The law also made it a crime to use an "interactive computer service" to "send" or "display in a manner available" to a person under age 18 "any comment, request, suggestion, proposal, image, or other communication that, in context, depicts or describes, in terms patently offensive as measured by contemporary community standards, sexual or excretory activities or organs, regardless of whether the user of such service placed the call or initiated the communication." Anyone who knowingly permitted any telecommunications facility under his or her control to be used for any of these prohibited activities could also face felony charges.
With this law, the decency flacks pronounced, the web would become a safe place for the minds of our youth. The lawmakers had indeed been thorough, but they had let politics cloud their awareness of one important factor: the First Amendment to the U.S. Constitution.
A worldwide conversation
The American Civil Liberties Union--joined by several dozen other groups, including free-speech activists, publishers, journalists, software vendors, and on-line communications services--filed a lawsuit that stopped the new law in its tracks. In early June, a three-judge panel of the U.S. District Court for the Eastern District of Pennsylvania granted a preliminary injunction voiding the offending provisions of the law as "unconstitutional on their face to the extent they reach indecency." The court added that enforcement of the law was enjoined because "no party has any interest in the enforcement of an unconstitutional law."

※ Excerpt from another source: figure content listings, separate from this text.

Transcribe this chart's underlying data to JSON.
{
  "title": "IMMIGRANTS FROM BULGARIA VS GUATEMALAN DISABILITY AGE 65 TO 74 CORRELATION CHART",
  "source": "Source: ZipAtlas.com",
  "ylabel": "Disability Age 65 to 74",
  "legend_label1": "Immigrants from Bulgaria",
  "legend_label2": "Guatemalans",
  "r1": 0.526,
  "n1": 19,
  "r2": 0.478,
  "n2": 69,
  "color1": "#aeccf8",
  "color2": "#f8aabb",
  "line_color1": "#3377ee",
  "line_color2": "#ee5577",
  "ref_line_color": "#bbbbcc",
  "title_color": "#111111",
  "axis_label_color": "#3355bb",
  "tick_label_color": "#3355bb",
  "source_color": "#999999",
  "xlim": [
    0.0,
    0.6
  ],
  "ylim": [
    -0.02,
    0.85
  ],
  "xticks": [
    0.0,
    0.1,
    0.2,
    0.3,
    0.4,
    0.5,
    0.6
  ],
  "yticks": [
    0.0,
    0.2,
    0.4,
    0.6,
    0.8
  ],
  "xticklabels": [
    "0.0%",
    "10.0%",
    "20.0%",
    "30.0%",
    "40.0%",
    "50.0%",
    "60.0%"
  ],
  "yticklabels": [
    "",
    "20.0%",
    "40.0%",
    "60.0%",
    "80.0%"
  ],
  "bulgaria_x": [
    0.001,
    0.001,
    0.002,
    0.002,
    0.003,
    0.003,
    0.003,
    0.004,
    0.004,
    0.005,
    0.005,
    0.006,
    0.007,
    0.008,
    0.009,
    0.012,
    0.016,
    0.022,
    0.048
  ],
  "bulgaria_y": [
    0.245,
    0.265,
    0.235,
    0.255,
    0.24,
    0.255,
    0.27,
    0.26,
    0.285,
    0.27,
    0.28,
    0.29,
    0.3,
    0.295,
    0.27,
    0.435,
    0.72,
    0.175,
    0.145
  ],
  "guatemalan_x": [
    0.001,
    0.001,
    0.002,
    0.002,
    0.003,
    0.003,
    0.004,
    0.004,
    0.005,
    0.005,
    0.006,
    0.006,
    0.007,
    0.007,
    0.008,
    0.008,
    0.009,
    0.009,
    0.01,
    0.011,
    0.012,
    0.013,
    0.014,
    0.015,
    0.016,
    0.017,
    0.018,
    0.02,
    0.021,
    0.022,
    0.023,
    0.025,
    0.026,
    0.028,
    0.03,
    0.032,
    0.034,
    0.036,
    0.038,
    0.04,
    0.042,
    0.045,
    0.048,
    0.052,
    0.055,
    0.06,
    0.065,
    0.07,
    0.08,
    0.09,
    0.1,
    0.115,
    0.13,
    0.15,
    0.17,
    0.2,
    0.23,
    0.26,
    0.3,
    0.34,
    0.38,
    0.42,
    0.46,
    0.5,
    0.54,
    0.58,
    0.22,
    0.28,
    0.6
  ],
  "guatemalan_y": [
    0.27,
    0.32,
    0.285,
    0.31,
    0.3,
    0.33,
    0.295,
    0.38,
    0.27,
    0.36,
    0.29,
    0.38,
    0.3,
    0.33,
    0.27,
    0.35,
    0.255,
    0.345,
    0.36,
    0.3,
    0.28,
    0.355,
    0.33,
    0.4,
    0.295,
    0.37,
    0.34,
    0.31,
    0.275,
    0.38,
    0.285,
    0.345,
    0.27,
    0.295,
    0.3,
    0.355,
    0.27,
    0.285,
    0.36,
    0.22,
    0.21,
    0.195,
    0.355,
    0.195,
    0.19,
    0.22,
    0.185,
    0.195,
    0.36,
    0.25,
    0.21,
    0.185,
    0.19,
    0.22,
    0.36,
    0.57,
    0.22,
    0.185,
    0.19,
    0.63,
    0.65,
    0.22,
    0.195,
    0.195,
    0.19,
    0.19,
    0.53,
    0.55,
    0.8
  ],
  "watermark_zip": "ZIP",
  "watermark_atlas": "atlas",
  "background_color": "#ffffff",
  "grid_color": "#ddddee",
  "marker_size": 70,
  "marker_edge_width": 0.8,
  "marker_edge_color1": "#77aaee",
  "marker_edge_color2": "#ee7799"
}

The court's voluminous opinion filled almost a hundred pages, but its conclusion can be stated succinctly: Draconian measures to rid the Internet of offensive material are unconstitutional, and they won't work. "The Internet may fairly be regarded as a never-ending worldwide conversation," wrote Judge Stewart Dalzell in the opinion's most quoted passage. "The government may not, through the Communications Decency Act, interrupt that conversation. As the most participatory form of mass speech yet developed, the Internet deserves the highest protection from governmental intrusion."
Both the nature of the Internet as an information resource and a superconnective party line, as well as the impossibility of defining the limits of indecency within the context of the web, make it impossible to create a law that sets rational limits without restricting legitimate content. Consider the disputes that arise when school boards try to differentiate between pornography and literature in a school library. Folks just don't agree on what is acceptable. In the high school library, one easy solution is to put Catcher in the Rye and Ulysses in a reserved section. But that doesn't work on the web, because all the "shelves" are interlinked, and there is no "head librarian." Supervision of the Internet is scattered among many thousands of computer sites. The web is just "out there"--and what it is that's out there changes by the minute. A technical discussion would fill more than every page in this magazine, but suffice it to say that the court was convinced beyond any doubt that the content of the Internet is, for all practical purposes, uncontrollable.